Error while Trying to run inference using gaudi on a finetuned llama2 model using habana repo

Using this repo here

  1. created a container image using the dockerfile mentioned in the instructions
  2. ran it on 2 computes : 1 HPU, 16 CPU and 32 GB Memory and 1 HPU, 50 CPU and 200 GB memory

Hi @gildesh, could you share the command you used to run inference please?

thanks for replying!

running it as an endpoint with these params: -

#model_config={“model_name”: “/root/.cache/intel/neural-chat-7b-v2”, “tokenizer_name”: “/root/.cache/intel/llama/neural-chat-7b-v2”, “device”: “hpu”, “use_hpu_graphs”: true, “peft_path”:“/input/finetune/output/peft_model”}

Could you share the generate.py file that is used in this endpoint?

Thanks!

I don’t have access to intel/neural-chat-7b-v2, it’s not on the Hugging Face Hub it seems. Do you have a config.json file somewhere?
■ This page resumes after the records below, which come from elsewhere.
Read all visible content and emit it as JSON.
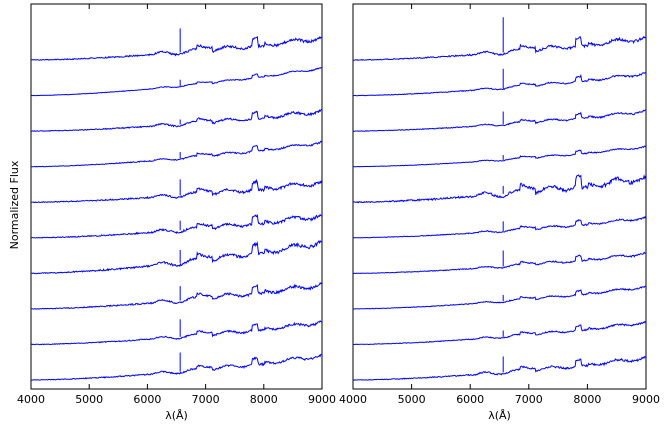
{
  "figure": {
    "ylabel": "Normalized Flux",
    "xlabel_left": "λ(Å)",
    "xlabel_right": "λ(Å)"
  },
  "colors": {
    "spectrum": "#0000ff",
    "axes": "#000000",
    "background": "#ffffff"
  },
  "chart_data": [
    {
      "type": "line",
      "panel": "left",
      "xlabel": "λ(Å)",
      "ylabel": "Normalized Flux",
      "xlim": [
        4000,
        9000
      ],
      "xticks": [
        4000,
        5000,
        6000,
        7000,
        8000,
        9000
      ],
      "yticks": [],
      "n_spectra": 10,
      "series_baselines_top_to_bottom": [
        {
          "start": 0.0,
          "end": 1.0,
          "amp": 1.0,
          "halpha": 1.5
        },
        {
          "start": 0.0,
          "end": 1.25,
          "amp": 0.4,
          "halpha": 0.4
        },
        {
          "start": 0.0,
          "end": 0.9,
          "amp": 0.8,
          "halpha": 0.3
        },
        {
          "start": 0.0,
          "end": 1.1,
          "amp": 0.6,
          "halpha": 0.4
        },
        {
          "start": 0.0,
          "end": 0.9,
          "amp": 1.0,
          "halpha": 1.0
        },
        {
          "start": 0.0,
          "end": 1.0,
          "amp": 1.0,
          "halpha": 0.6
        },
        {
          "start": 0.0,
          "end": 1.4,
          "amp": 1.2,
          "halpha": 0.8
        },
        {
          "start": 0.0,
          "end": 1.1,
          "amp": 1.0,
          "halpha": 0.9
        },
        {
          "start": 0.0,
          "end": 1.0,
          "amp": 0.8,
          "halpha": 1.1
        },
        {
          "start": 0.0,
          "end": 1.1,
          "amp": 0.8,
          "halpha": 1.2
        }
      ],
      "features": {
        "halpha_line": 6563,
        "tio_band_1": 7050,
        "tio_band_2": 7600
      }
    },
    {
      "type": "line",
      "panel": "right",
      "xlabel": "λ(Å)",
      "xlim": [
        4000,
        9000
      ],
      "xticks": [
        4000,
        5000,
        6000,
        7000,
        8000,
        9000
      ],
      "yticks": [],
      "n_spectra": 10,
      "series_baselines_top_to_bottom": [
        {
          "start": 0.0,
          "end": 1.0,
          "amp": 1.0,
          "halpha": 2.2
        },
        {
          "start": 0.0,
          "end": 1.0,
          "amp": 0.6,
          "halpha": 1.2
        },
        {
          "start": 0.0,
          "end": 0.9,
          "amp": 0.6,
          "halpha": 0.8
        },
        {
          "start": 0.0,
          "end": 0.9,
          "amp": 0.4,
          "halpha": 0.3
        },
        {
          "start": 0.0,
          "end": 1.1,
          "amp": 1.4,
          "halpha": 0.5
        },
        {
          "start": 0.0,
          "end": 0.9,
          "amp": 0.6,
          "halpha": 0.6
        },
        {
          "start": 0.0,
          "end": 0.9,
          "amp": 0.6,
          "halpha": 1.0
        },
        {
          "start": 0.0,
          "end": 1.0,
          "amp": 0.5,
          "halpha": 0.4
        },
        {
          "start": 0.0,
          "end": 1.0,
          "amp": 0.6,
          "halpha": 0.4
        },
        {
          "start": 0.0,
          "end": 1.0,
          "amp": 0.8,
          "halpha": 1.0
        }
      ],
      "features": {
        "halpha_line": 6563,
        "tio_band_1": 7050,
        "tio_band_2": 7600
      }
    }
  ]
}
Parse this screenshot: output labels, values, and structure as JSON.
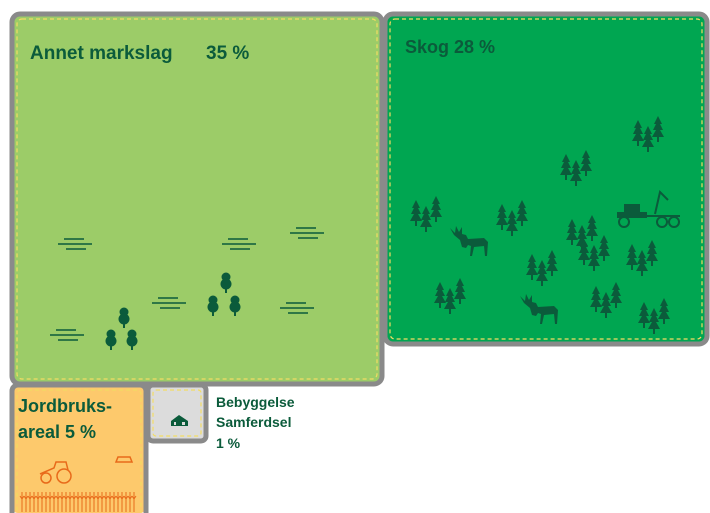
{
  "blocks": [
    {
      "name": "Annet markslag",
      "share": "35 %"
    },
    {
      "label": "Skog 28 %"
    },
    {
      "lines": [
        "Jordbruks-",
        "areal 5 %"
      ]
    },
    {
      "lines": [
        "Bebyggelse",
        "Samferdsel",
        "1 %"
      ]
    }
  ]
}
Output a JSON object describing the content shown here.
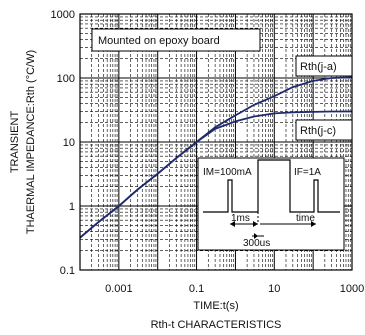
{
  "chart_data": {
    "type": "line",
    "title": "Rth-t CHARACTERISTICS",
    "xlabel": "TIME:t(s)",
    "ylabel_line1": "TRANSIENT",
    "ylabel_line2": "THAERMAL IMPEDANCE:Rth (°C/W)",
    "xscale": "log",
    "yscale": "log",
    "xlim": [
      0.0001,
      1000
    ],
    "ylim": [
      0.1,
      1000
    ],
    "x_ticks": [
      "0.001",
      "0.1",
      "10",
      "1000"
    ],
    "y_ticks": [
      "1000",
      "100",
      "10",
      "1",
      "0.1"
    ],
    "grid": true,
    "annotation": "Mounted on epoxy board",
    "series": [
      {
        "name": "Rth(j-a)",
        "color": "#1f2a6e",
        "x": [
          0.0001,
          0.0003,
          0.001,
          0.003,
          0.01,
          0.03,
          0.1,
          0.3,
          1,
          3,
          10,
          30,
          100,
          300,
          1000
        ],
        "y": [
          0.32,
          0.56,
          1.0,
          1.8,
          3.2,
          5.6,
          10,
          17,
          26,
          38,
          52,
          72,
          90,
          100,
          102
        ]
      },
      {
        "name": "Rth(j-c)",
        "color": "#1f2a6e",
        "x": [
          0.0001,
          0.0003,
          0.001,
          0.003,
          0.01,
          0.03,
          0.1,
          0.3,
          1,
          3,
          10,
          30,
          100,
          300,
          1000
        ],
        "y": [
          0.32,
          0.56,
          1.0,
          1.8,
          3.2,
          5.6,
          10,
          16,
          21,
          25,
          28,
          29,
          29.5,
          30,
          30
        ]
      }
    ],
    "inset": {
      "im_label": "IM=100mA",
      "if_label": "IF=1A",
      "t1_label": "1ms",
      "time_label": "time",
      "t2_label": "300us"
    }
  }
}
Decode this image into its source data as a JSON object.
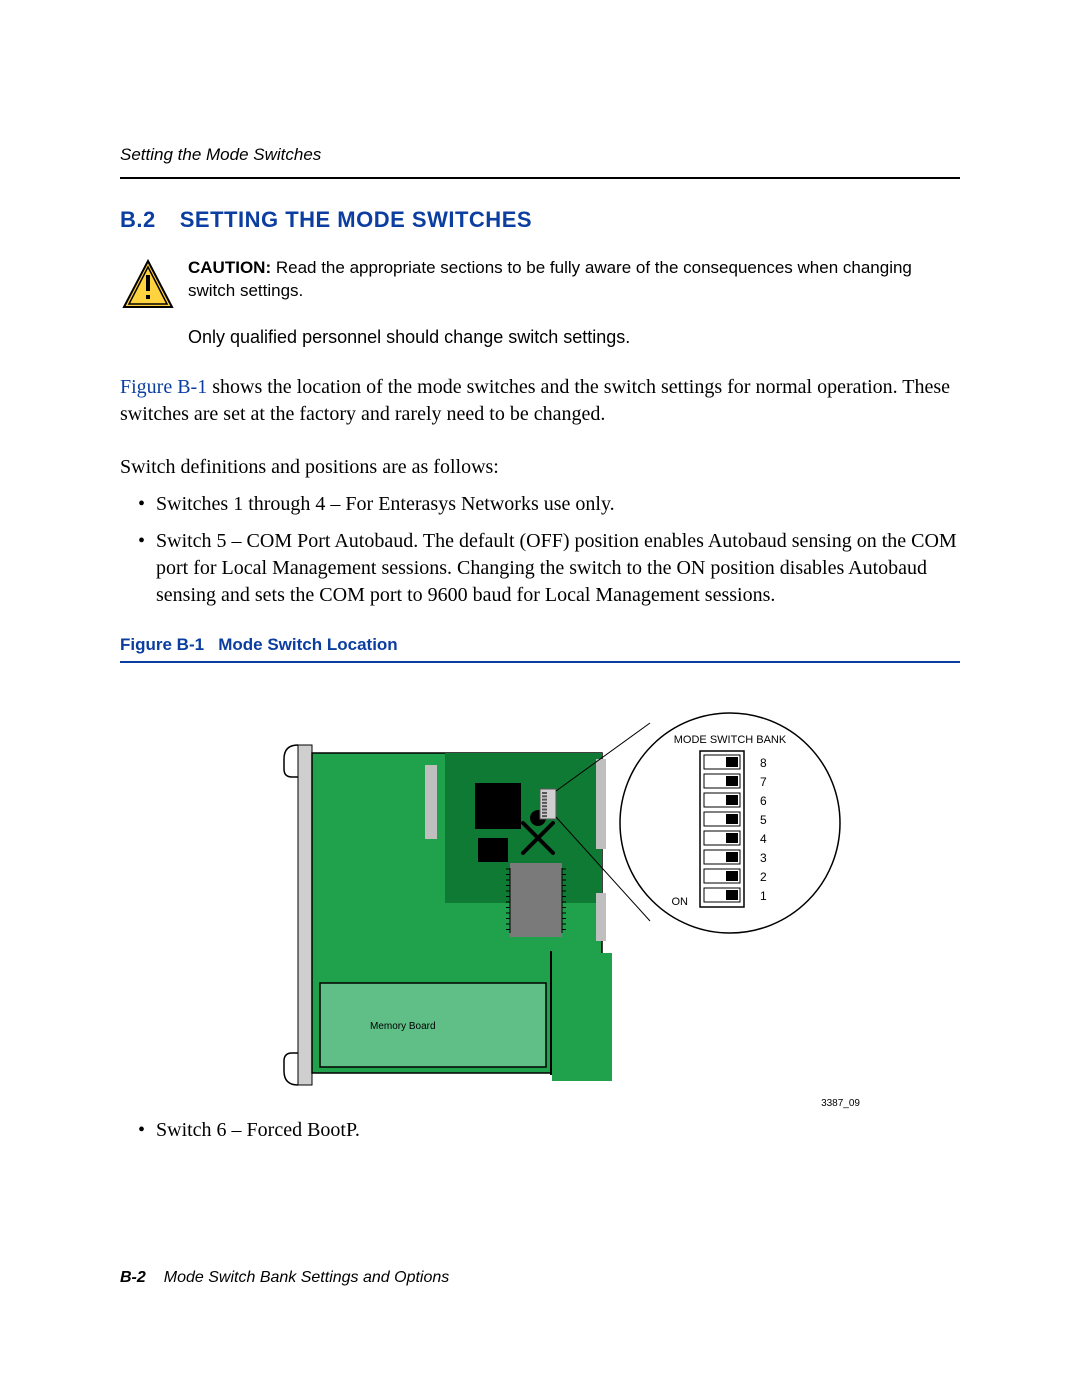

If yes, could you tell me the value of the field model_type please?
For instance, for Intel/neural-chat-7b-v1-1, I see that the model is based on MPT: config.json · Intel/neural-chat-7b-v1-1 at main

_name_or_path": “/models/llama-v2-latest-20230719/models_hf/Llama-2-7b”,
“architectures”: [
“LlamaForCausalLM”
],
“bos_token_id”: 1,
“eos_token_id”: 2,
“hidden_act”: “silu”,
“hidden_size”: 4096,
“initializer_range”: 0.02,
“intermediate_size”: 11008,
“max_position_embeddings”: 2048,
“model_type”: “llama”,

And which version of Optimum Habana do you use?

actually, we probably just use latest as we source it from this repo

just give this in requirements.txt
optimum

Could show me the output of pip show optimum-habana please?